Lunderville says he hopes to dedicate enough money for road, bridge and culvert repairs by reorganizing the priorities of his agency.

VPR’s Bob Kinzel reports.

(Kinzel) There’s little doubt that Vermont’s transportation infrastructure faces some major challenges.

Twenty percent of the state’s roads are rated as being in "very poor" condition and this number is expected to double in the next three years unless there’s a sizeable increase in the state’s $56 million paving budget.

In addition, hundreds of state and town bridges are considered to be structurally deficient, and a large number of culverts are in need of significant repair.

Some state officials believe Vermont should issue a large transportation bond to deal with this situation. They argue that the repair work is going to have to be done at some point and the cost of doing the work now will be cheaper than waiting for a number of years.

Speaking on VPR’s Vermont Edition, Transportation Secretary Neale Lunderville expressed strong concerns about this approach:

(Lunderville) "One of the key considerations there is we just recently received our triple-A bond rating from Wall Street – very high achievement for the state, something we’ve been working to build back for many years. … The question is do we run the risk of jeopardizing that bond rating, jeopardizing our fiscal health by putting in a big bond package?"

(Kinzel) Lunderville says he’s conducting a top to bottom review of all the programs in his agency to see if money can be freed up by establishing new priorities.
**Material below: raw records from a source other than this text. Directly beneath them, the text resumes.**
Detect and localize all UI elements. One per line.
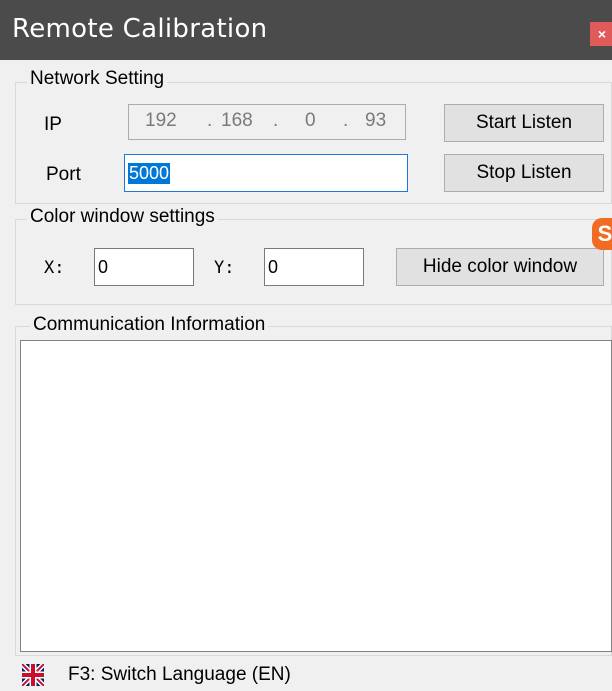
ip-dot-1: . — [207, 110, 213, 131]
color-window-label: Color window settings — [27, 206, 218, 228]
ip-octet-1: 192 — [145, 110, 177, 131]
x-label: X: — [44, 258, 65, 278]
uk-flag-graphic — [20, 662, 46, 688]
ime-badge-letter: S — [597, 221, 612, 246]
x-input[interactable]: 0 — [94, 248, 194, 286]
y-input[interactable]: 0 — [264, 248, 364, 286]
port-label: Port — [46, 164, 81, 185]
close-button[interactable]: × — [590, 22, 612, 46]
ip-octet-2: 168 — [221, 110, 253, 131]
port-input[interactable]: 5000 — [124, 154, 408, 192]
status-text: F3: Switch Language (EN) — [68, 664, 291, 685]
uk-flag-icon[interactable] — [20, 662, 46, 688]
ip-dot-3: . — [343, 110, 349, 131]
x-value: 0 — [98, 256, 109, 277]
title-bar[interactable]: Remote Calibration × — [0, 0, 612, 60]
network-setting-label: Network Setting — [27, 68, 168, 90]
ip-address-field[interactable]: 192 . 168 . 0 . 93 — [128, 104, 406, 140]
window-title: Remote Calibration — [12, 14, 268, 44]
communication-label: Communication Information — [30, 314, 269, 336]
remote-calibration-window: Remote Calibration × Network Setting IP … — [0, 0, 612, 691]
ip-dot-2: . — [273, 110, 279, 131]
ip-octet-3: 0 — [305, 110, 316, 131]
communication-log[interactable] — [20, 340, 612, 652]
port-value: 5000 — [128, 162, 171, 184]
hide-color-window-button[interactable]: Hide color window — [396, 248, 604, 286]
y-label: Y: — [214, 258, 235, 278]
start-listen-button[interactable]: Start Listen — [444, 104, 604, 142]
close-icon: × — [597, 26, 607, 42]
ip-octet-4: 93 — [365, 110, 387, 131]
ime-badge-icon[interactable]: S — [592, 218, 612, 250]
y-value: 0 — [268, 256, 279, 277]
stop-listen-button[interactable]: Stop Listen — [444, 154, 604, 192]
ip-label: IP — [44, 114, 62, 135]
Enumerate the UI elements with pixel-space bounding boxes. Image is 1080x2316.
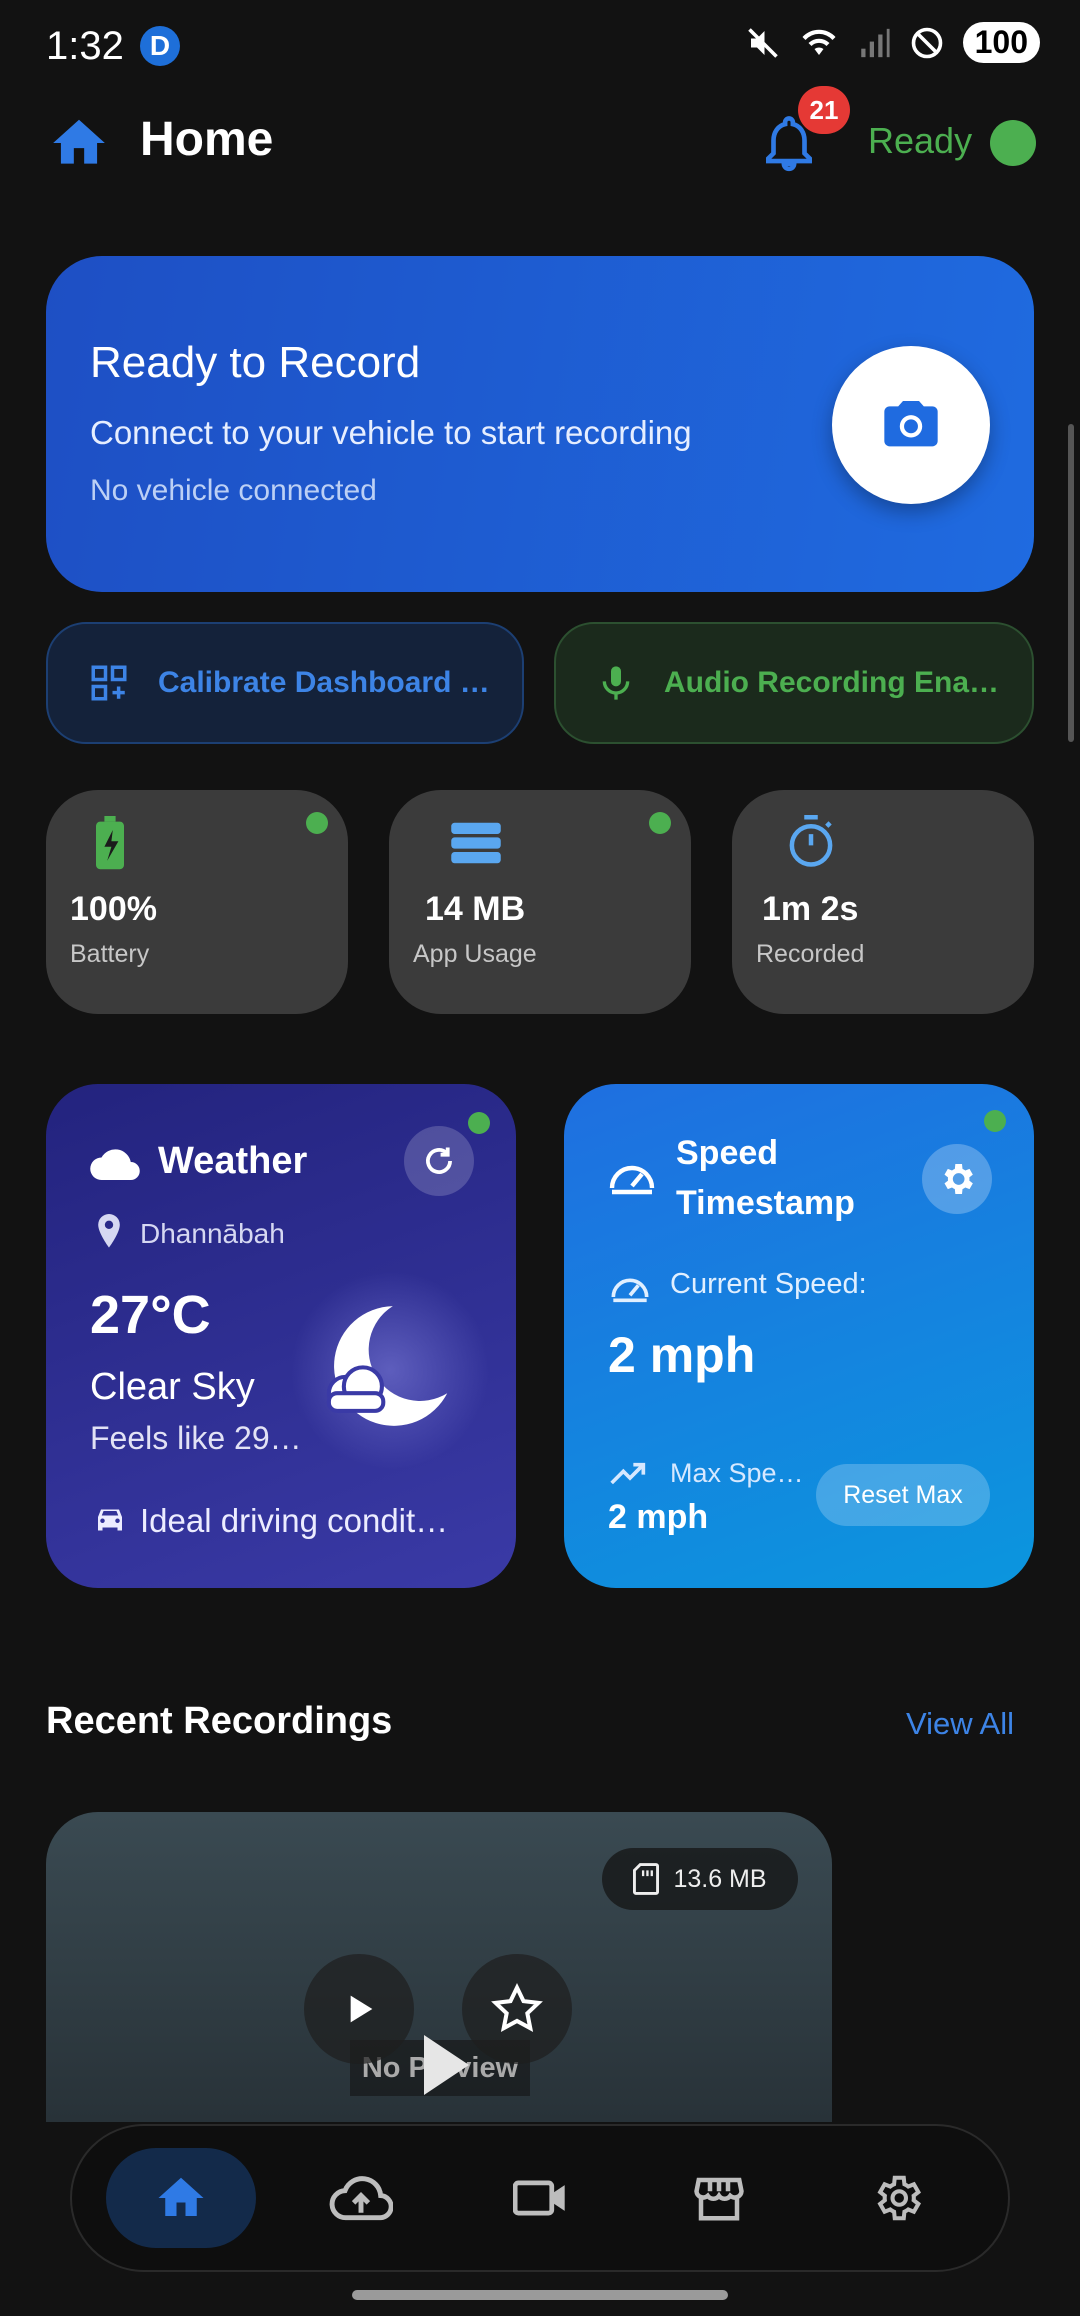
file-size: 13.6 MB	[673, 1864, 767, 1893]
star-icon	[491, 1982, 543, 2032]
favorite-button[interactable]	[462, 1954, 572, 2064]
home-icon[interactable]	[48, 112, 110, 174]
calibrate-label: Calibrate Dashboard …	[158, 666, 490, 699]
gesture-bar[interactable]	[352, 2290, 728, 2300]
battery-charging-icon	[96, 816, 124, 870]
audio-label: Audio Recording Ena…	[664, 666, 1000, 699]
record-note: No vehicle connected	[90, 474, 377, 507]
speedometer-small-icon	[611, 1278, 649, 1303]
stat-label: Recorded	[756, 940, 865, 968]
stat-label: App Usage	[413, 940, 537, 968]
audio-recording-button[interactable]: Audio Recording Ena…	[554, 622, 1034, 744]
home-icon	[158, 2177, 204, 2216]
weather-temperature: 27°C	[90, 1285, 211, 1345]
nav-video[interactable]	[466, 2148, 616, 2248]
cloud-icon	[90, 1149, 140, 1180]
speed-title: Speed Timestamp	[676, 1128, 855, 1228]
camera-icon	[884, 401, 938, 447]
settings-icon	[877, 2175, 922, 2221]
record-subtitle: Connect to your vehicle to start recordi…	[90, 414, 692, 451]
weather-live-dot	[468, 1112, 490, 1134]
stat-tile-recorded: 1m 2s Recorded	[732, 790, 1034, 1014]
do-not-disturb-icon	[911, 27, 942, 58]
weather-feels-like: Feels like 29…	[90, 1420, 302, 1456]
record-title: Ready to Record	[90, 338, 421, 387]
speed-settings-button[interactable]	[922, 1144, 992, 1214]
status-time: 1:32	[46, 24, 124, 68]
stat-tile-battery: 100% Battery	[46, 790, 348, 1014]
nav-settings[interactable]	[822, 2148, 972, 2248]
weather-location: Dhannābah	[140, 1218, 285, 1249]
speedometer-icon	[609, 1165, 655, 1195]
nav-cloud-upload[interactable]	[286, 2148, 436, 2248]
microphone-icon	[602, 666, 630, 700]
weather-title: Weather	[158, 1140, 308, 1182]
signal-icon	[860, 28, 890, 57]
trending-up-icon	[610, 1462, 646, 1485]
view-all-link[interactable]: View All	[906, 1706, 1014, 1742]
nav-home[interactable]	[106, 2148, 256, 2248]
location-pin-icon	[98, 1214, 120, 1248]
weather-refresh-button[interactable]	[404, 1126, 474, 1196]
video-camera-icon	[513, 2180, 565, 2216]
car-icon	[98, 1509, 122, 1531]
storage-icon	[451, 822, 501, 864]
scrollbar[interactable]	[1068, 424, 1074, 742]
record-camera-button[interactable]	[832, 346, 990, 504]
connection-status-text: Ready	[868, 120, 973, 161]
weather-description: Clear Sky	[90, 1366, 255, 1408]
file-size-badge: 13.6 MB	[602, 1848, 798, 1910]
calibrate-dashboard-button[interactable]: Calibrate Dashboard …	[46, 622, 524, 744]
moon-cloud-icon	[326, 1306, 448, 1426]
current-speed-value: 2 mph	[608, 1327, 756, 1383]
battery-level: 100	[962, 22, 1040, 63]
mute-icon	[747, 27, 778, 58]
active-dot	[306, 812, 328, 834]
recent-recordings-title: Recent Recordings	[46, 1700, 393, 1742]
preview-play-icon	[424, 2035, 469, 2095]
max-speed-label: Max Spe…	[670, 1458, 804, 1488]
sd-card-icon	[633, 1863, 660, 1895]
current-speed-label: Current Speed:	[670, 1268, 867, 1300]
cloud-upload-icon	[329, 2176, 393, 2221]
active-dot	[649, 812, 671, 834]
dashboard-add-icon	[91, 665, 127, 701]
speed-title-line1: Speed	[676, 1134, 779, 1172]
reset-max-button[interactable]: Reset Max	[816, 1464, 990, 1526]
timer-icon	[789, 815, 833, 867]
status-indicator-dot	[990, 120, 1036, 166]
nav-store[interactable]	[644, 2148, 794, 2248]
refresh-icon	[426, 1147, 452, 1174]
max-speed-value: 2 mph	[608, 1498, 709, 1536]
status-icons: 100	[745, 22, 1040, 63]
gear-icon	[944, 1164, 973, 1194]
store-icon	[694, 2177, 744, 2221]
app-notification-icon: D	[140, 26, 180, 66]
stat-tile-app-usage: 14 MB App Usage	[389, 790, 691, 1014]
speed-title-line2: Timestamp	[676, 1184, 855, 1222]
stat-value: 1m 2s	[762, 890, 859, 928]
stat-label: Battery	[70, 940, 150, 968]
speed-live-dot	[984, 1110, 1006, 1132]
play-recording-button[interactable]	[304, 1954, 414, 2064]
notification-badge: 21	[798, 86, 850, 134]
driving-conditions: Ideal driving condit…	[140, 1502, 449, 1539]
play-icon	[350, 1995, 373, 2023]
page-title: Home	[140, 113, 274, 166]
stat-value: 14 MB	[425, 890, 526, 928]
wifi-icon	[802, 29, 836, 55]
stat-value: 100%	[70, 890, 157, 928]
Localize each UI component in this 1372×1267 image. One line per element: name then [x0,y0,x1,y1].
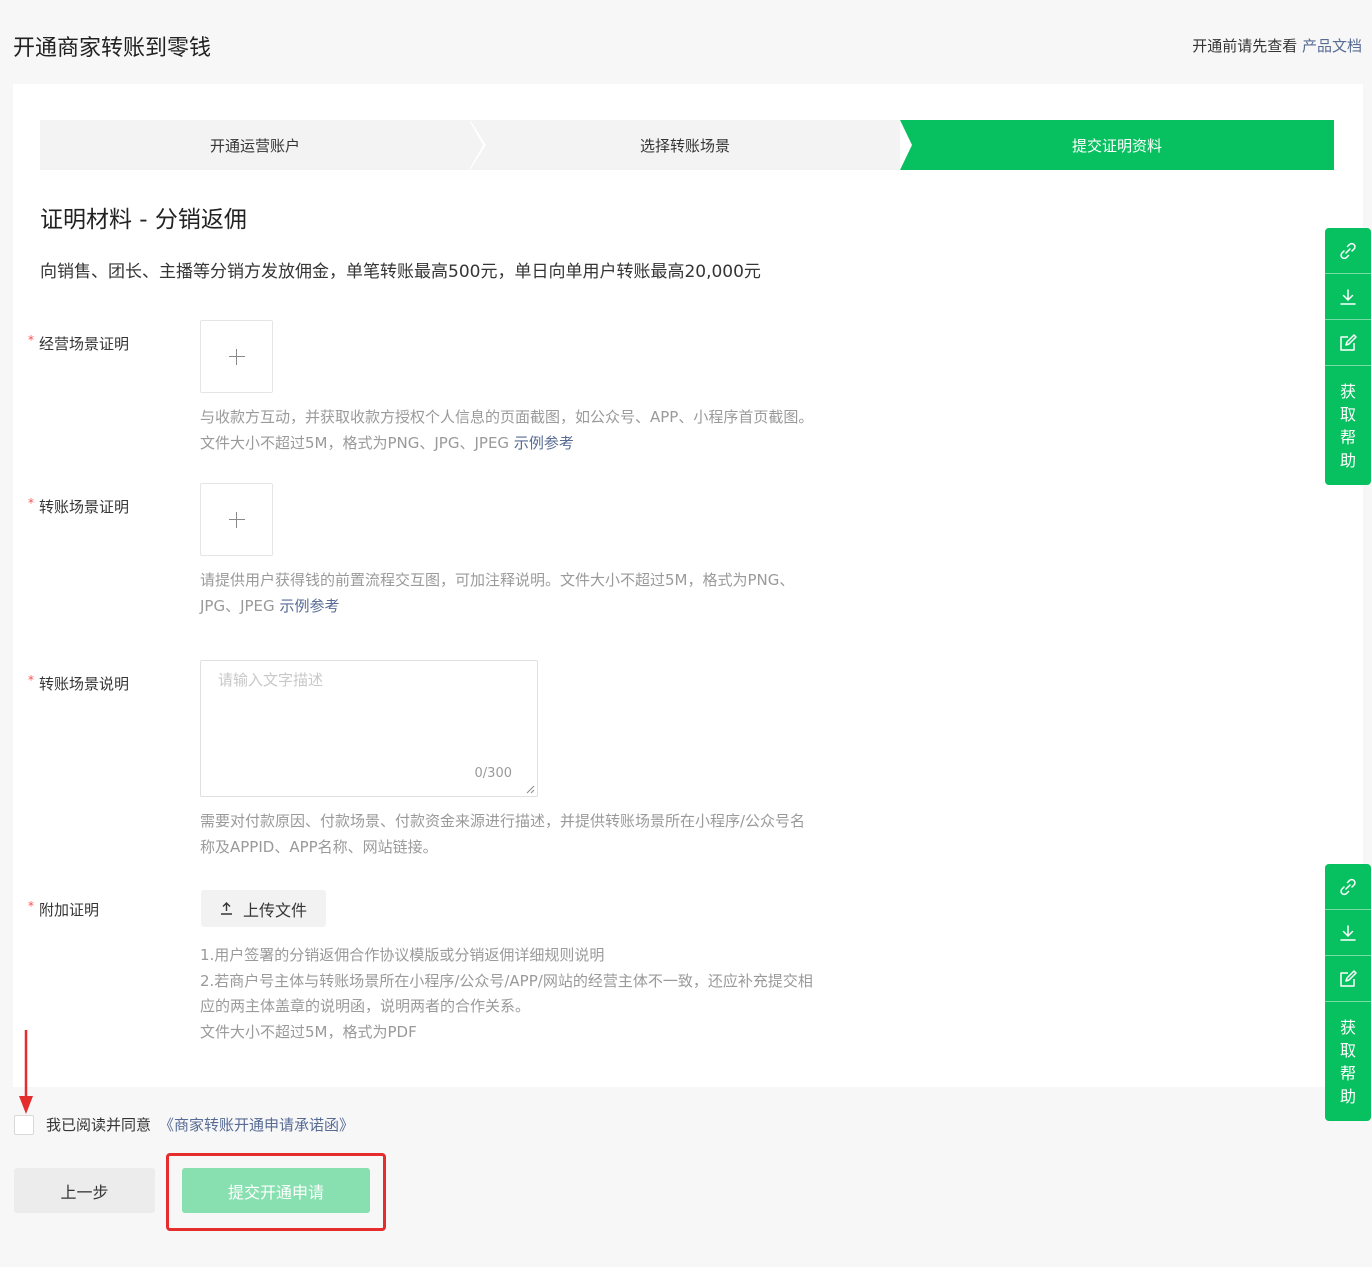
get-help-button[interactable]: 获 取 帮 助 [1325,1002,1371,1121]
share-link-button[interactable] [1325,228,1371,274]
get-help-button[interactable]: 获 取 帮 助 [1325,366,1371,485]
extra-proof-hint: 1.用户签署的分销返佣合作协议模版或分销返佣详细规则说明 2.若商户号主体与转账… [200,943,820,1045]
annotation-arrow-icon [19,1030,33,1114]
floating-help-bar: 获 取 帮 助 [1325,228,1371,485]
submit-application-button[interactable]: 提交开通申请 [182,1168,370,1213]
transfer-proof-hint: 请提供用户获得钱的前置流程交互图，可加注释说明。文件大小不超过5M，格式为PNG… [200,571,795,615]
required-mark: * [28,899,34,913]
page-title: 开通商家转账到零钱 [13,36,212,61]
upload-file-button[interactable]: 上传文件 [201,890,326,927]
agreement-text: 我已阅读并同意 [46,1116,152,1134]
section-title: 证明材料 - 分销返佣 [40,207,247,233]
hint-line: 2.若商户号主体与转账场景所在小程序/公众号/APP/网站的经营主体不一致，还应… [200,971,813,1016]
char-counter: 0/300 [474,766,512,781]
step-open-account: 开通运营账户 [40,120,486,170]
example-link[interactable]: 示例参考 [514,434,574,452]
download-icon [1340,288,1356,305]
download-button[interactable] [1325,910,1371,956]
feedback-button[interactable] [1325,320,1371,366]
product-doc-link[interactable]: 产品文档 [1302,37,1362,55]
hint-line: 文件大小不超过5M，格式为PDF [200,1022,417,1041]
section-description: 向销售、团长、主播等分销方发放佣金，单笔转账最高500元，单日向单用户转账最高2… [40,262,761,282]
step-label: 提交证明资料 [1071,136,1162,155]
edit-icon [1340,333,1357,351]
agreement-link[interactable]: 《商家转账开通申请承诺函》 [159,1114,354,1135]
plus-icon [228,511,245,528]
extra-proof-label: * 附加证明 [28,899,100,919]
doc-hint-text: 开通前请先查看 [1192,37,1298,55]
step-label: 开通运营账户 [209,136,300,155]
step-progress: 开通运营账户 选择转账场景 提交证明资料 [40,120,1334,170]
required-mark: * [28,496,34,510]
business-proof-label: * 经营场景证明 [28,333,130,353]
step-label: 选择转账场景 [639,136,730,155]
plus-icon [228,348,245,365]
floating-help-bar-secondary: 获 取 帮 助 [1325,864,1371,1121]
example-link[interactable]: 示例参考 [279,597,339,615]
link-icon [1340,878,1356,895]
feedback-button[interactable] [1325,956,1371,1002]
resize-handle-icon[interactable] [526,785,535,794]
business-proof-upload[interactable] [200,320,273,393]
prev-step-button[interactable]: 上一步 [14,1168,155,1213]
transfer-proof-upload[interactable] [200,483,273,556]
required-mark: * [28,673,34,687]
download-icon [1340,924,1356,941]
step-submit-proof: 提交证明资料 [900,120,1334,170]
edit-icon [1340,969,1357,987]
transfer-desc-label: * 转账场景说明 [28,673,130,693]
transfer-desc-box: 0/300 [200,660,538,797]
upload-icon [220,902,232,915]
transfer-desc-hint: 需要对付款原因、付款场景、付款资金来源进行描述，并提供转账场景所在小程序/公众号… [200,812,806,856]
download-button[interactable] [1325,274,1371,320]
step-select-scene: 选择转账场景 [470,120,900,170]
agreement-row: 我已阅读并同意 《商家转账开通申请承诺函》 [14,1114,354,1135]
link-icon [1340,242,1356,259]
required-mark: * [28,333,34,347]
agreement-checkbox[interactable] [14,1114,34,1135]
doc-hint: 开通前请先查看 产品文档 [1192,35,1362,56]
transfer-proof-label: * 转账场景证明 [28,496,130,516]
share-link-button[interactable] [1325,864,1371,910]
hint-line: 1.用户签署的分销返佣合作协议模版或分销返佣详细规则说明 [200,946,605,964]
business-proof-hint: 与收款方互动，并获取收款方授权个人信息的页面截图，如公众号、APP、小程序首页截… [200,408,814,452]
upload-button-label: 上传文件 [242,900,307,920]
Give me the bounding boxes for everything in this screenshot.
The overall budget for the Agency is $420 million.

(Lunderville) "I think the first thing we need to do is make sure we’re spending all $420 million of that money in the best way we can and make the hard choices in our budget. And with our programs that we already have, do we need all these programs? Are we spending the money the best we can? Do we need all of the extras of some of these road and bridge projects that we do? And if then we satisfy ourselves to say we are spending that money on the best we can and we do need to look at additional revenue, then we look at it."

(Kinzel) Lunderville says he’s strongly opposed to raising the gasoline tax to help fund transportation repair projects. He says he might be willing to consider increasing some motor vehicle fees if it can be demonstrated that the state needs additional funds for these programs.

For VPR News, I’m Bob Kinzel in Montpelier.